Why is the government wasting money on foreign aid and HS2, but making cuts to defence spending?

January 25, 2018 5:25 PM

Military chiefs have today called on the government to spend more money on defence, after recent cuts have, in their opinion, left us vulnerable to threats such as Russia. Whether or not they are correct in their assessment about the preparedness of Britain’s defence force, I find it astonishing that taxpayers’ money is being wasted on unnecessary projects and departments whilst cuts are made to the Ministry responsible for keeping British citizens safe.

The government's first and foremost priority should be defence of the realm. Of course it also has the responsibility of honouring contracts between people and businesses, maintaining law and order, and more recently providing vital services such as the NHS and Education - but keeping its citizens safe from invasion or attack must come first.

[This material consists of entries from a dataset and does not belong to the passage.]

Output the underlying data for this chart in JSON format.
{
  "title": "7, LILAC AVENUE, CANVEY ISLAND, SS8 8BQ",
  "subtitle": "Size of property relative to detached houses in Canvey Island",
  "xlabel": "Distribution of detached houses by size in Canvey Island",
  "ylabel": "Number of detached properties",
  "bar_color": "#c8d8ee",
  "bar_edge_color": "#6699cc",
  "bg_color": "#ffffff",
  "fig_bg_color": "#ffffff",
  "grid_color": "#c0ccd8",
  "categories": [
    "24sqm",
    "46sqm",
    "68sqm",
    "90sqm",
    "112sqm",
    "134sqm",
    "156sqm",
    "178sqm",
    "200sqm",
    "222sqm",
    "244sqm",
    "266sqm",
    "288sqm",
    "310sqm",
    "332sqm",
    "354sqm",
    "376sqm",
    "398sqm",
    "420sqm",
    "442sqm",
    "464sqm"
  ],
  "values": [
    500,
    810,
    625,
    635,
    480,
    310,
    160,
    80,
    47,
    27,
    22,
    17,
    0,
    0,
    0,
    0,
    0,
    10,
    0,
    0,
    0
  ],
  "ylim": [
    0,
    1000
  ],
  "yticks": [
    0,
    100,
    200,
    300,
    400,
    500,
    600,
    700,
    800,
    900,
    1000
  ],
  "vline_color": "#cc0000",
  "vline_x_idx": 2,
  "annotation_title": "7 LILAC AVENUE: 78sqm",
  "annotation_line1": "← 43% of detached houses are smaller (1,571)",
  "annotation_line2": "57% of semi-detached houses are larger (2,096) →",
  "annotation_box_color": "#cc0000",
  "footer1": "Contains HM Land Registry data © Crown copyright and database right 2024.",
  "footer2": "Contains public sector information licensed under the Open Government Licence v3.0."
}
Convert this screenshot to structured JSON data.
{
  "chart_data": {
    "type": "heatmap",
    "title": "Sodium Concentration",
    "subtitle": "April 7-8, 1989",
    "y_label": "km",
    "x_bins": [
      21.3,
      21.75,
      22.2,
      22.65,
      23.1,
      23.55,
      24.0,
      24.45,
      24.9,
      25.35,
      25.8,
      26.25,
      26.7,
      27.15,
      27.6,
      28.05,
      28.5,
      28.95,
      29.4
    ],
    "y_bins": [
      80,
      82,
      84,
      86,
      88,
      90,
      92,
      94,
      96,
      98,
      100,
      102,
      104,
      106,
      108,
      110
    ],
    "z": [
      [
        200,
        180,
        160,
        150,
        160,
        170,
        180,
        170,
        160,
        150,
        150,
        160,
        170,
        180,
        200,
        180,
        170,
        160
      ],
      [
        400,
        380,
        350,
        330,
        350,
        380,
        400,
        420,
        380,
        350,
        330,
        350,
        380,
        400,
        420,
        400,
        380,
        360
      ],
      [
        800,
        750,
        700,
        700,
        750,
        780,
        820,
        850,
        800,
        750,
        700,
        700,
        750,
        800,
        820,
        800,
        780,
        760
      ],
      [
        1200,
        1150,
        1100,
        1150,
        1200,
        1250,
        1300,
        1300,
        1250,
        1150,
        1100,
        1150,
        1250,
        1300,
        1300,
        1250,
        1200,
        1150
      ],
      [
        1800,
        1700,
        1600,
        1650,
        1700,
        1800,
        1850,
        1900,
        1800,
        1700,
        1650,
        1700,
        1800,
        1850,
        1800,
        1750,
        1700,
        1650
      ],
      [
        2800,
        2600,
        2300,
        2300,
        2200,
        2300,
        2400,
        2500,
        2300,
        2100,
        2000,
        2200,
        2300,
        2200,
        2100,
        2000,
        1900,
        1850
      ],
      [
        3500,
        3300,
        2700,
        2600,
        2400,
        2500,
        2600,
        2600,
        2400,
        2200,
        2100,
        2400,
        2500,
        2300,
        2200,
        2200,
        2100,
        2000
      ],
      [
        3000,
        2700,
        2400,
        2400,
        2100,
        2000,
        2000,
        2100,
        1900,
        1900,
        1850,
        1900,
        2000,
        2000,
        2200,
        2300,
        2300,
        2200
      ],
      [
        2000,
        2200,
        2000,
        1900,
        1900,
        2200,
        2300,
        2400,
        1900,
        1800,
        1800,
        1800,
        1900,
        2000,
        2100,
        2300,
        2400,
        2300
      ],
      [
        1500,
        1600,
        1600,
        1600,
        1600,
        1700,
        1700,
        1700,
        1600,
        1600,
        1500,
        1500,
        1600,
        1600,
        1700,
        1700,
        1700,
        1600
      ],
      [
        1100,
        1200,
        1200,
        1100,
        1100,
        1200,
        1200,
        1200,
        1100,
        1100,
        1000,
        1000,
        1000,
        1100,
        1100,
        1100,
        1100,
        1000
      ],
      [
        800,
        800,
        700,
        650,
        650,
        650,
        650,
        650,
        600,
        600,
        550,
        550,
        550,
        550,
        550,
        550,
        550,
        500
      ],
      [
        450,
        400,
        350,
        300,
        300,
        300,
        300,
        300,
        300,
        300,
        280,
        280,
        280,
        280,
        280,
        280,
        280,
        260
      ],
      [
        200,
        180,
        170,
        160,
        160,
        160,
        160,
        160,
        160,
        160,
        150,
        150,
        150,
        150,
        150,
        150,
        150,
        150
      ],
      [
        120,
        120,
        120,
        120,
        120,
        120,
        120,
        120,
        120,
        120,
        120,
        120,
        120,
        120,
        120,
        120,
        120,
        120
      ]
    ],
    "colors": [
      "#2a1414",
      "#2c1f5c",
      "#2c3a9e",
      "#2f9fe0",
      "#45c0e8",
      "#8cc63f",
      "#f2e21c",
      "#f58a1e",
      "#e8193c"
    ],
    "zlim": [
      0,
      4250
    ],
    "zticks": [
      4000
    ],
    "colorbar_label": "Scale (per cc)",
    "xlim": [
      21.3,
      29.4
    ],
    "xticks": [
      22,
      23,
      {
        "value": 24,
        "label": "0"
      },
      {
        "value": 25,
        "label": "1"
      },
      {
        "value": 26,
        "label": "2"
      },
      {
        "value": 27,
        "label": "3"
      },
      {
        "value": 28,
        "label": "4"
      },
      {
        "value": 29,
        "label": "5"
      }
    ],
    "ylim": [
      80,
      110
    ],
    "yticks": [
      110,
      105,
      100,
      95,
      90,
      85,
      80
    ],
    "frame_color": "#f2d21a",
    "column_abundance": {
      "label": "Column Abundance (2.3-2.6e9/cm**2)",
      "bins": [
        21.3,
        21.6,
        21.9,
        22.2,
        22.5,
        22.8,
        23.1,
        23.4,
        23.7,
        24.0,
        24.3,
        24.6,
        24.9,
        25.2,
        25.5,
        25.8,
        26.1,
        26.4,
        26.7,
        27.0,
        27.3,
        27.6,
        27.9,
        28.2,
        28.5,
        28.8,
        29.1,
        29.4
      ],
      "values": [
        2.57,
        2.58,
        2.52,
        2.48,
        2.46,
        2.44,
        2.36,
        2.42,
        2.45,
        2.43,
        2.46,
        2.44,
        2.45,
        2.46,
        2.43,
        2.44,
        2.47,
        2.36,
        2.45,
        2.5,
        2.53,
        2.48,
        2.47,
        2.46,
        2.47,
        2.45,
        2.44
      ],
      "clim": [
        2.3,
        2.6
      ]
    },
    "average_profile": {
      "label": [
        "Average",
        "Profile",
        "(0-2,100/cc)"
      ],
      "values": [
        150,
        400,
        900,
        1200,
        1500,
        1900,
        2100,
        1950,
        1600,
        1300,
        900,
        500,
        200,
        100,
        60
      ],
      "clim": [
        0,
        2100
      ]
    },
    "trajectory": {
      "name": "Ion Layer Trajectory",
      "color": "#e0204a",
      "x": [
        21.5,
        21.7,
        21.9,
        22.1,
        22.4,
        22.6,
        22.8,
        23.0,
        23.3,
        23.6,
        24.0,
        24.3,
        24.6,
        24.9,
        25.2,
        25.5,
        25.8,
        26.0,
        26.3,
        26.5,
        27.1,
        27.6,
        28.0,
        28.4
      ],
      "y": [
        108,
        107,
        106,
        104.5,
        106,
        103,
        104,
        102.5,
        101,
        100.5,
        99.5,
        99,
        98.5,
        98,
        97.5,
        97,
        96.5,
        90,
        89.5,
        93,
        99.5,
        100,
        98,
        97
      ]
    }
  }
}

Income tax was introduced over 200 years ago to fund Britain’s war with France. Politicians were able to justify this ‘temporary measure’ by assuring citizens that their hard earned money would be spent on the nation’s armed forces. Now, most of it is spent on everything but defence.

It's frankly ridiculous that we are spending billions on foreign aid, failed infrastructure projects like HS2, public health information campaigns, a department for culture media and sports - and yet taking money away from one of the most vital and important duties of government.

Of course there are improvements that can be made to defence procurement and spending. A few years ago the MoD spent more than £325 million renovating their offices and £6.6 billion on supplies that were found to be surplus to requirement. It’s not just about ensuring that our Ministry of Defence has the money that it needs, but also that it spends it well. The TaxPayers’ Alliance will continue to highlight any examples of wasteful spending when they appear.

But as an organisation standing up for taxpayers, we don’t just have a duty to call out wasteful spending. We also have a duty to remind the government what we pay our taxes for.

And whilst reduced defence spending is part of a general global trend, we shouldn’t allow ourselves to be complacent like other European countries that have failed to meet the 2% NATO spending commitment.

The Government cannot justify cuts to defence spending whilst showering necessary departments and projects with taxpayers money.